Scientists identify compound to inhibit wild-type HIV-1 protease

Drug resistance remains a major problem in combating HIV infection, but a different approach to drug development could be the answer.

Current viral inhibitors target the HIV-1 protease function with a competitive mechanism. Writing in the BJ ChemBio Knowledge Environment of the Biochemical Journal, Max Chang and colleagues from the Scripps Research Institute, La Jolla, suggest that pharmaceutical companies look at compounds that use an allosteric non-competitive mechanism of inhibition.

The scientists examined 44 000 compounds that have already been shown to be effective at disrupting protein-protein and protein-nucleic acid interfaces and identified a compound which inhibits wild-type HIV-1 protease, as well as a drug-resistant form of protease.

Guy Salvesen, Vice Chair, The Americas, for the Biochemical Journal, said: "A major problem that plagues efficient pharmaceutical therapy is the poor selectivity of, and development of resistance to, drugs that target enzyme active sites.

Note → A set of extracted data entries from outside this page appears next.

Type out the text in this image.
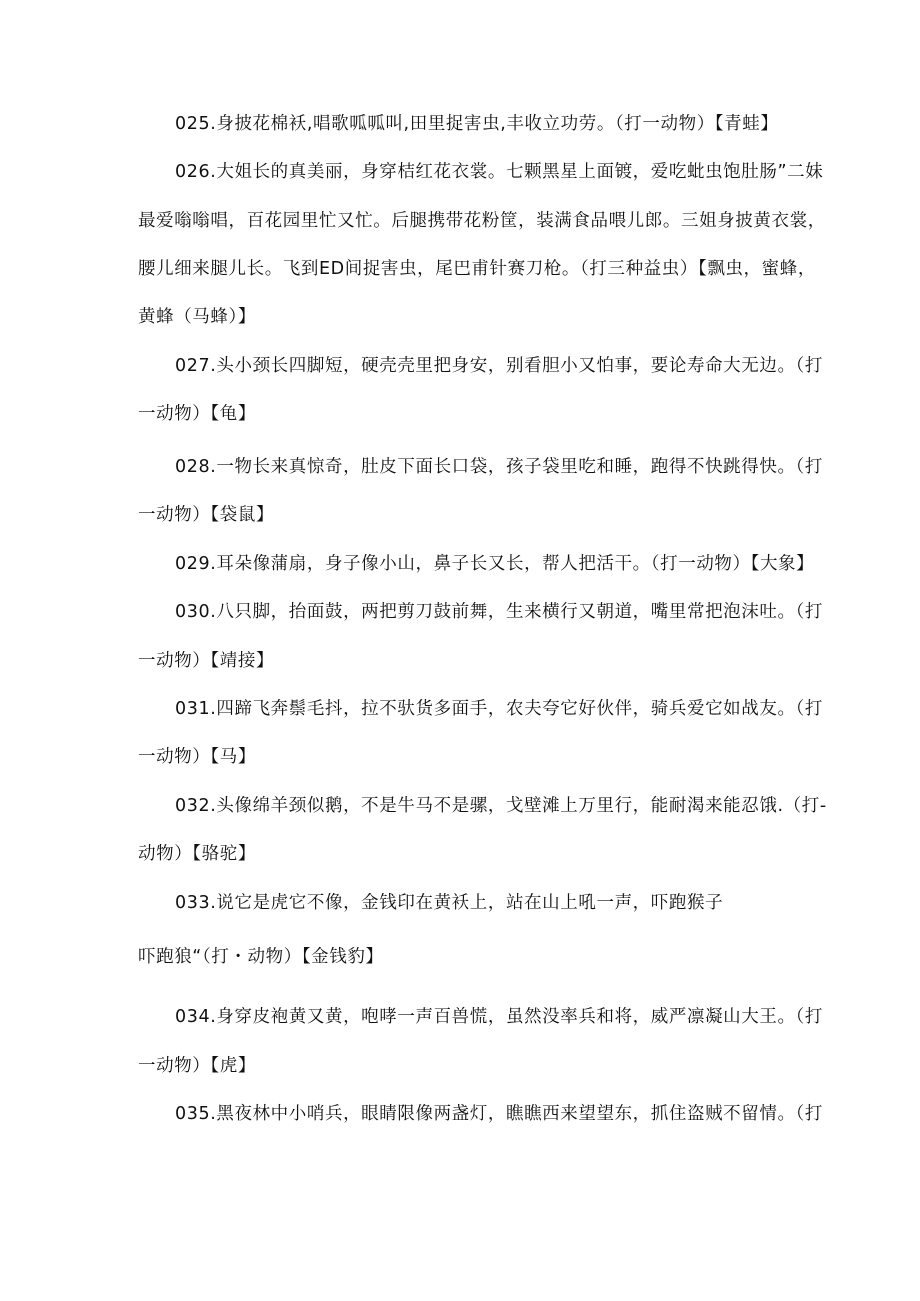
025.身披花棉袄,唱歌呱呱叫,田里捉害虫,丰收立功劳。（打一动物）【青蛙】
026.大姐长的真美丽，身穿桔红花衣裳。七颗黑星上面镀，爱吃蚍虫饱肚肠”二妹
最爱嗡嗡唱，百花园里忙又忙。后腿携带花粉筐，装满食品喂儿郎。三姐身披黄衣裳，
腰儿细来腿儿长。飞到ED间捉害虫，尾巴甫针赛刀枪。（打三种益虫）【飘虫，蜜蜂，
黄蜂（马蜂）】
027.头小颈长四脚短，硬壳壳里把身安，别看胆小又怕事，要论寿命大无边。（打
一动物）【龟】
028.一物长来真惊奇，肚皮下面长口袋，孩子袋里吃和睡，跑得不快跳得快。（打
一动物）【袋鼠】
029.耳朵像蒲扇，身子像小山，鼻子长又长，帮人把活干。（打一动物）【大象】
030.八只脚，抬面鼓，两把剪刀鼓前舞，生来横行又朝道，嘴里常把泡沫吐。（打
一动物）【靖接】
031.四蹄飞奔鬃毛抖，拉不驮货多面手，农夫夸它好伙伴，骑兵爱它如战友。（打
一动物）【马】
032.头像绵羊颈似鹅，不是牛马不是骡，戈壁滩上万里行，能耐渴来能忍饿.（打-
动物）【骆驼】
033.说它是虎它不像，金钱印在黄袄上，站在山上吼一声，吓跑猴子
吓跑狼“（打・动物）【金钱豹】
034.身穿皮袍黄又黄，咆哮一声百兽慌，虽然没率兵和将，威严凛凝山大王。（打
一动物）【虎】
035.黑夜林中小哨兵，眼睛限像两盏灯，瞧瞧西来望望东，抓住盗贼不留情。（打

This approach represents a vast majority of drug development efforts for not only AIDS, but also for cancer and inflammatory diseases. The mindset of pharmaceutical chemists needs to be changed to explore more productive areas, and the paper by Max Chang and his colleagues provides a paradigm-shifting approach that, while still in its early days, would well be heeded by pharmaceutical companies."